Use the canonical decorator order for HTTP recipes in this repo:

@app.route(route="ask", methods=["POST"])
@with_context
@openapi(...)
@validate_http(...)
def ask(...):
    ...

/ask forwards the request into the RAG pipeline and returns grounded output.

result = client.ask(
    question=body.question,
    top_k=body.top_k,
    metadata_filter=body.metadata_filter,
)

/ingest accepts a batch of documents and passes them to the knowledge store.

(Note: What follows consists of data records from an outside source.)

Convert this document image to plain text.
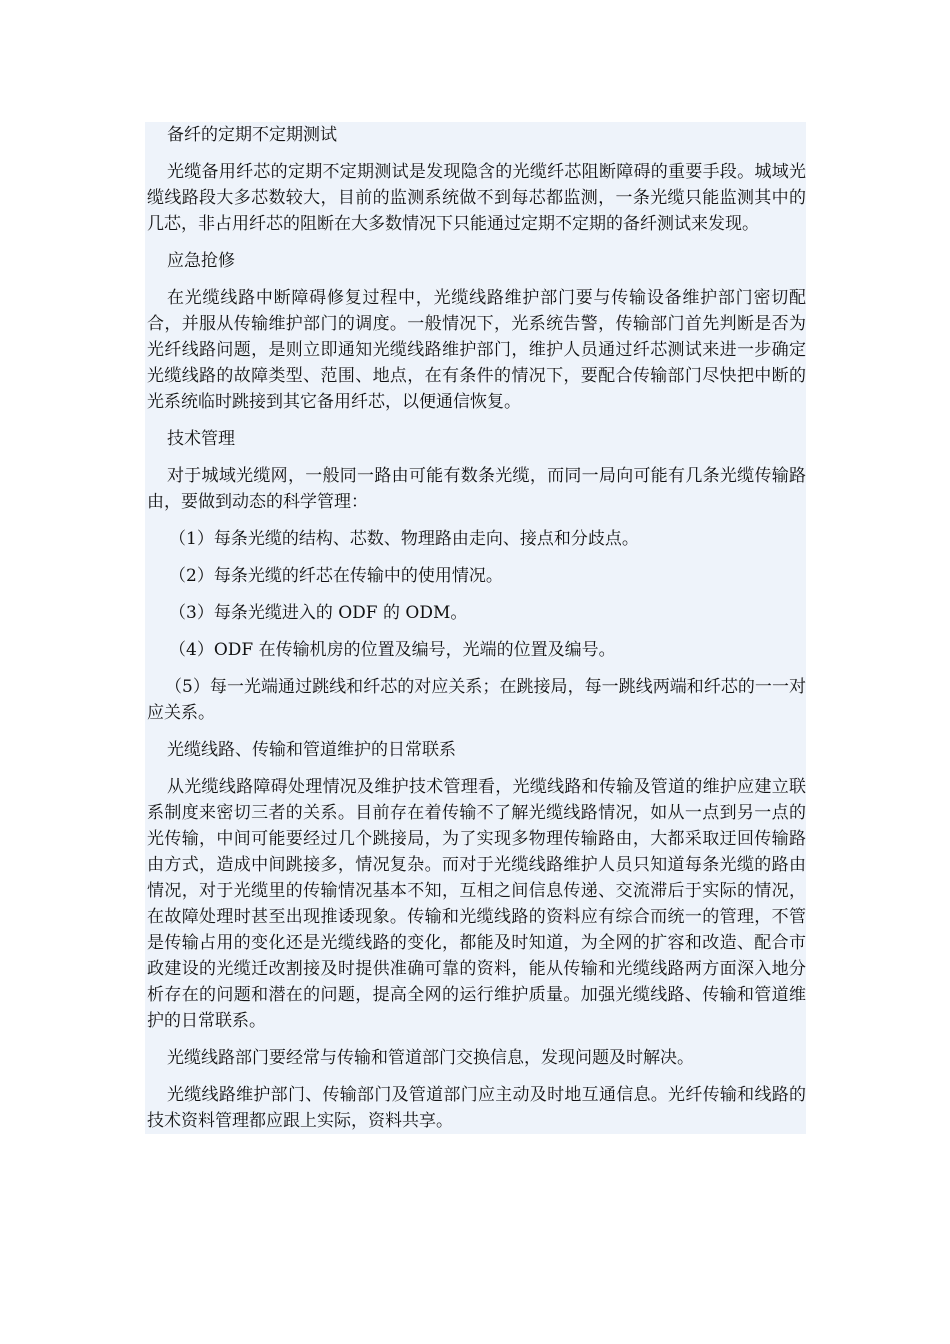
备纤的定期不定期测试

光缆备用纤芯的定期不定期测试是发现隐含的光缆纤芯阻断障碍的重要手段。城域光缆线路段大多芯数较大，目前的监测系统做不到每芯都监测，一条光缆只能监测其中的几芯，非占用纤芯的阻断在大多数情况下只能通过定期不定期的备纤测试来发现。

应急抢修

在光缆线路中断障碍修复过程中，光缆线路维护部门要与传输设备维护部门密切配合，并服从传输维护部门的调度。一般情况下，光系统告警，传输部门首先判断是否为光纤线路问题，是则立即通知光缆线路维护部门，维护人员通过纤芯测试来进一步确定光缆线路的故障类型、范围、地点，在有条件的情况下，要配合传输部门尽快把中断的光系统临时跳接到其它备用纤芯，以便通信恢复。

技术管理

对于城域光缆网，一般同一路由可能有数条光缆，而同一局向可能有几条光缆传输路由，要做到动态的科学管理：

（1）每条光缆的结构、芯数、物理路由走向、接点和分歧点。

（2）每条光缆的纤芯在传输中的使用情况。

（3）每条光缆进入的 ODF 的 ODM。

（4）ODF 在传输机房的位置及编号，光端的位置及编号。

（5）每一光端通过跳线和纤芯的对应关系；在跳接局，每一跳线两端和纤芯的一一对应关系。

光缆线路、传输和管道维护的日常联系

从光缆线路障碍处理情况及维护技术管理看，光缆线路和传输及管道的维护应建立联系制度来密切三者的关系。目前存在着传输不了解光缆线路情况，如从一点到另一点的光传输，中间可能要经过几个跳接局，为了实现多物理传输路由，大都采取迂回传输路由方式，造成中间跳接多，情况复杂。而对于光缆线路维护人员只知道每条光缆的路由情况，对于光缆里的传输情况基本不知，互相之间信息传递、交流滞后于实际的情况，在故障处理时甚至出现推诿现象。传输和光缆线路的资料应有综合而统一的管理，不管是传输占用的变化还是光缆线路的变化，都能及时知道，为全网的扩容和改造、配合市政建设的光缆迁改割接及时提供准确可靠的资料，能从传输和光缆线路两方面深入地分析存在的问题和潜在的问题，提高全网的运行维护质量。加强光缆线路、传输和管道维护的日常联系。

光缆线路部门要经常与传输和管道部门交换信息，发现问题及时解决。

光缆线路维护部门、传输部门及管道部门应主动及时地互通信息。光纤传输和线路的技术资料管理都应跟上实际，资料共享。
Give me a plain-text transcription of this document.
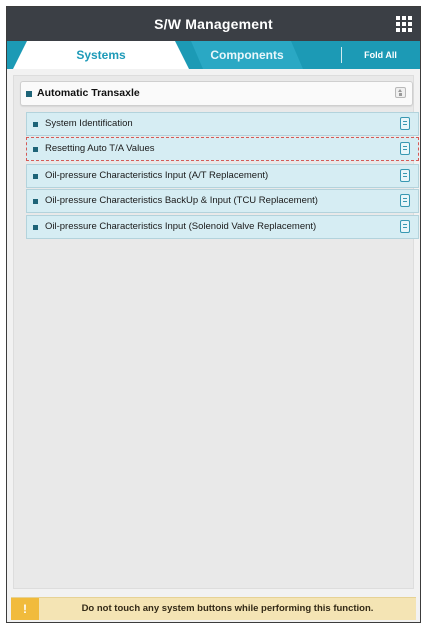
S/W Management
Systems	Components	Fold All
Automatic Transaxle
System Identification
Resetting Auto T/A Values
Oil-pressure Characteristics Input (A/T Replacement)
Oil-pressure Characteristics BackUp & Input (TCU Replacement)
Oil-pressure Characteristics Input (Solenoid Valve Replacement)
!	Do not touch any system buttons while performing this function.
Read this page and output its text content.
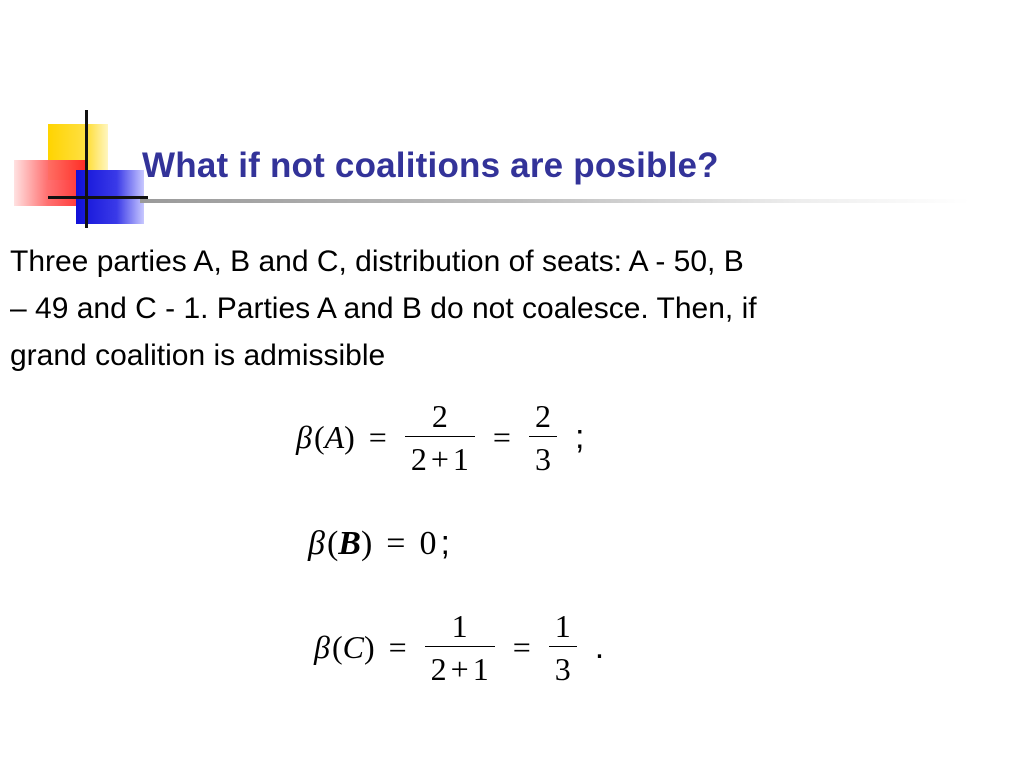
What if not coalitions are posible?

Three parties A, B and C, distribution of seats: A - 50, B
– 49 and C - 1. Parties A and B do not coalesce. Then, if
grand coalition is admissible

β ( A ) = $\frac{2}{2 + 1} = \frac{2}{3}$ ;
β ( B ) = 0 ;
β ( C ) = $\frac{1}{2 + 1} = \frac{1}{3}$ .
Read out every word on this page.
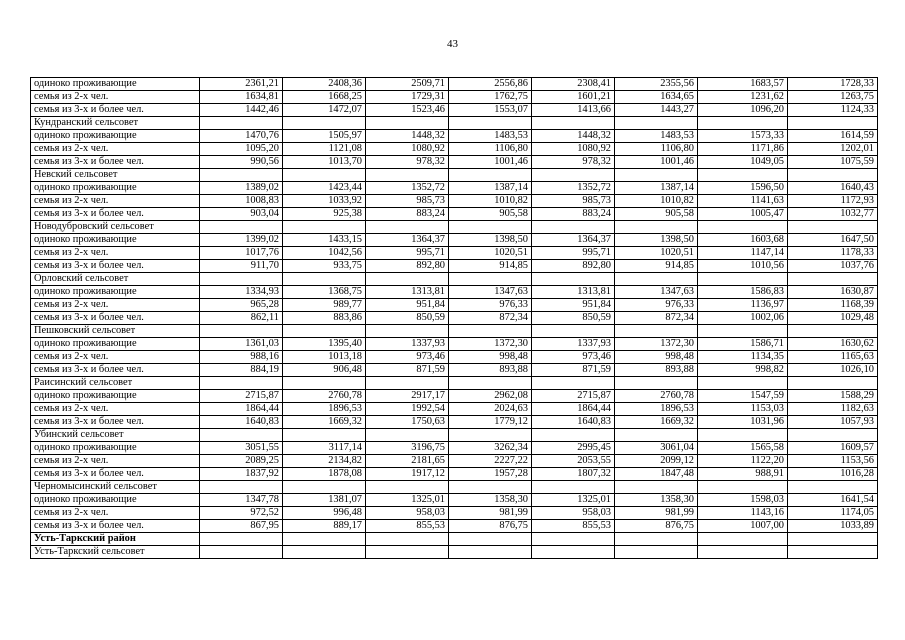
43
одиноко проживающие	2361,21	2408,36	2509,71	2556,86	2308,41	2355,56	1683,57	1728,33
семья из 2-х чел.	1634,81	1668,25	1729,31	1762,75	1601,21	1634,65	1231,62	1263,75
семья из 3-х и более чел.	1442,46	1472,07	1523,46	1553,07	1413,66	1443,27	1096,20	1124,33
Кундранский сельсовет								
одиноко проживающие	1470,76	1505,97	1448,32	1483,53	1448,32	1483,53	1573,33	1614,59
семья из 2-х чел.	1095,20	1121,08	1080,92	1106,80	1080,92	1106,80	1171,86	1202,01
семья из 3-х и более чел.	990,56	1013,70	978,32	1001,46	978,32	1001,46	1049,05	1075,59
Невский сельсовет								
одиноко проживающие	1389,02	1423,44	1352,72	1387,14	1352,72	1387,14	1596,50	1640,43
семья из 2-х чел.	1008,83	1033,92	985,73	1010,82	985,73	1010,82	1141,63	1172,93
семья из 3-х и более чел.	903,04	925,38	883,24	905,58	883,24	905,58	1005,47	1032,77
Новодубровский сельсовет								
одиноко проживающие	1399,02	1433,15	1364,37	1398,50	1364,37	1398,50	1603,68	1647,50
семья из 2-х чел.	1017,76	1042,56	995,71	1020,51	995,71	1020,51	1147,14	1178,33
семья из 3-х и более чел.	911,70	933,75	892,80	914,85	892,80	914,85	1010,56	1037,76
Орловский сельсовет								
одиноко проживающие	1334,93	1368,75	1313,81	1347,63	1313,81	1347,63	1586,83	1630,87
семья из 2-х чел.	965,28	989,77	951,84	976,33	951,84	976,33	1136,97	1168,39
семья из 3-х и более чел.	862,11	883,86	850,59	872,34	850,59	872,34	1002,06	1029,48
Пешковский сельсовет								
одиноко проживающие	1361,03	1395,40	1337,93	1372,30	1337,93	1372,30	1586,71	1630,62
семья из 2-х чел.	988,16	1013,18	973,46	998,48	973,46	998,48	1134,35	1165,63
семья из 3-х и более чел.	884,19	906,48	871,59	893,88	871,59	893,88	998,82	1026,10
Раисинский сельсовет								
одиноко проживающие	2715,87	2760,78	2917,17	2962,08	2715,87	2760,78	1547,59	1588,29
семья из 2-х чел.	1864,44	1896,53	1992,54	2024,63	1864,44	1896,53	1153,03	1182,63
семья из 3-х и более чел.	1640,83	1669,32	1750,63	1779,12	1640,83	1669,32	1031,96	1057,93
Убинский сельсовет								
одиноко проживающие	3051,55	3117,14	3196,75	3262,34	2995,45	3061,04	1565,58	1609,57
семья из 2-х чел.	2089,25	2134,82	2181,65	2227,22	2053,55	2099,12	1122,20	1153,56
семья из 3-х и более чел.	1837,92	1878,08	1917,12	1957,28	1807,32	1847,48	988,91	1016,28
Черномысинский сельсовет								
одиноко проживающие	1347,78	1381,07	1325,01	1358,30	1325,01	1358,30	1598,03	1641,54
семья из 2-х чел.	972,52	996,48	958,03	981,99	958,03	981,99	1143,16	1174,05
семья из 3-х и более чел.	867,95	889,17	855,53	876,75	855,53	876,75	1007,00	1033,89
Усть-Таркский район								
Усть-Таркский сельсовет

result = client.ingest_documents(
    [document.model_dump() for document in body.documents]
)

Behavior

sequenceDiagram
    participant Client
    participant API as Azure Function
    participant Knowledge as KnowledgeClient
    participant Search as Vector Search
    participant LLM as Chat Model

    Client->>API: POST /api/ask { question }
    API->>Knowledge: ask(question, top_k, metadata_filter)
    Knowledge->>Search: embed + search
    Search-->>Knowledge: relevant chunks
    Knowledge->>LLM: prompt with retrieved context
    LLM-->>Knowledge: grounded answer
    Knowledge-->>API: answer + citations
    API-->>Client: 200 JSON response

Run Locally

cd examples/ai-and-agents/rag_knowledge_api
pip install -e ".[dev]"
cp local.settings.json.example local.settings.json
func start

Expected Output

Functions:

    ask:    [POST] http://localhost:7071/api/ask
    ingest: [POST] http://localhost:7071/api/ingest

Example ask request:

curl -X POST http://localhost:7071/api/ask \
  -H "Content-Type: application/json" \
  -d '{"question": "How does Azure Functions scale?", "top_k": 3}'
{
  "answer": "Azure Functions scales automatically by adding compute instances when request volume increases.",
  "citations": [
    {
      "id": "doc-1",
      "title": "Azure Functions overview",
      "chunk": "Azure Functions automatically scales based on demand."
    }
  ],
  "matches": 1
}

Production Considerations

  • Authentication: use FUNCTION or stronger auth in production; ANONYMOUS is for local demos.
  • Ingestion: large document imports should move to queue-backed or durable workflows.
  • Retrieval quality: tune chunk size, top_k, filters, and embedding model selection to your corpus.
  • Observability: log question length, result count, latency, and fallback mode without logging sensitive prompts verbatim.
  • Secrets: prefer managed identity or Key Vault-backed configuration over raw API keys.